Restrictive may mean more than lifting the lead foot off the gas pedal. It could be moving the foot to the brake pedal.
It does not necessarily mean putting the gear in reverse.
I think I need to give Powell a call for a clarification. He has not answered my text message.
Federal Reserve Chairman Jerome Powell said Wednesday that the central bank hopes to avoid a recession after ratcheting up its pace of interest rate hikes.
“We’re not trying to induce a recession now, let’s be clear about that,” Powell told reporters after the policy-setting Federal Open Market Committee raised short term rates by 0.75%.
Lately I have been starting to think that this recession will continue at least until the end of the year and probably into 2024.
....
Any thoughts?
That is really the elephant in the room, isn't it? Volker took interest rates to 4% above inflation to finally get it to end. That is a huge spread from where we are now. Interesting times.
As best I can tell, it sure sounds like restrictive territory and restrictive monetary policy are euphemisms for recession.
Lately I have been starting to think that this recession will continue at least until the end of the year and probably into 2024.
Looking at the thread with the charts of other market drops compared to this one, I am getting the feeling that we might be just at the start of the decline and will go down for several or more months before things start to go back up.
I am of the opinion that as things progress, a lot of solid companies will have stock at extremely attractive prices that in a few years will look like absolute steals.
I was wondering if others were thinking along these lines.
Wanting to increase my equity allocation from the 22% or so I had, I probably rushed in too early as I was watching the tech stocks do what seemed to be a significant drop.
I still have conviction in these names, but I am considering selling a portion of my holdings (at a loss) with the idea of buying them back at a lower price down the road. I realize that I run the risk of selling them just as they go up, but I am talking about maybe 20% of a given stock holding and my general trend would be to accumulate as we move through the recession and the lower market prices.

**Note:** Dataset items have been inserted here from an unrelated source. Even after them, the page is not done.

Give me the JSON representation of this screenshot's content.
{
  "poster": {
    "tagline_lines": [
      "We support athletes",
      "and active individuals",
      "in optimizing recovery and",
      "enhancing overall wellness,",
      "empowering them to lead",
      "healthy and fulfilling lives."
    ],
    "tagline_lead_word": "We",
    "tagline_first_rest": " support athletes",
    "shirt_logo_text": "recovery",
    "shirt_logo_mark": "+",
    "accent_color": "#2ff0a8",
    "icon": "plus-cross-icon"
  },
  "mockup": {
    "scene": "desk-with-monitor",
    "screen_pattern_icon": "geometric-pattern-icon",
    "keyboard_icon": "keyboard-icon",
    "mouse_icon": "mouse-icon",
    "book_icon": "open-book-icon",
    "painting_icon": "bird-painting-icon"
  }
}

An alternative to selling might be to do like NW-BOUND and sell a covered call to either grab the premium or to sell the underlying if it goes up.
At the moment I am about 34% equities and I still have a sizable chunk of cash in reserve. I am starting to think that if we see a deep drawdown and I can be patient enough that I may want to increase my equity exposure up to as much as 50% or 60%.
I do plan to keep about 2/3 of my equity exposure in SPY and VTI so I do not run off the cliff like a crazy person.
Any thoughts?
No. "Restrictive" refers to the Fed's interest rate posture. It is not describing the state of the economy.
It is a posture that they expect ro reduce growth, but that does not mean growth is automatically negative when they change their posture.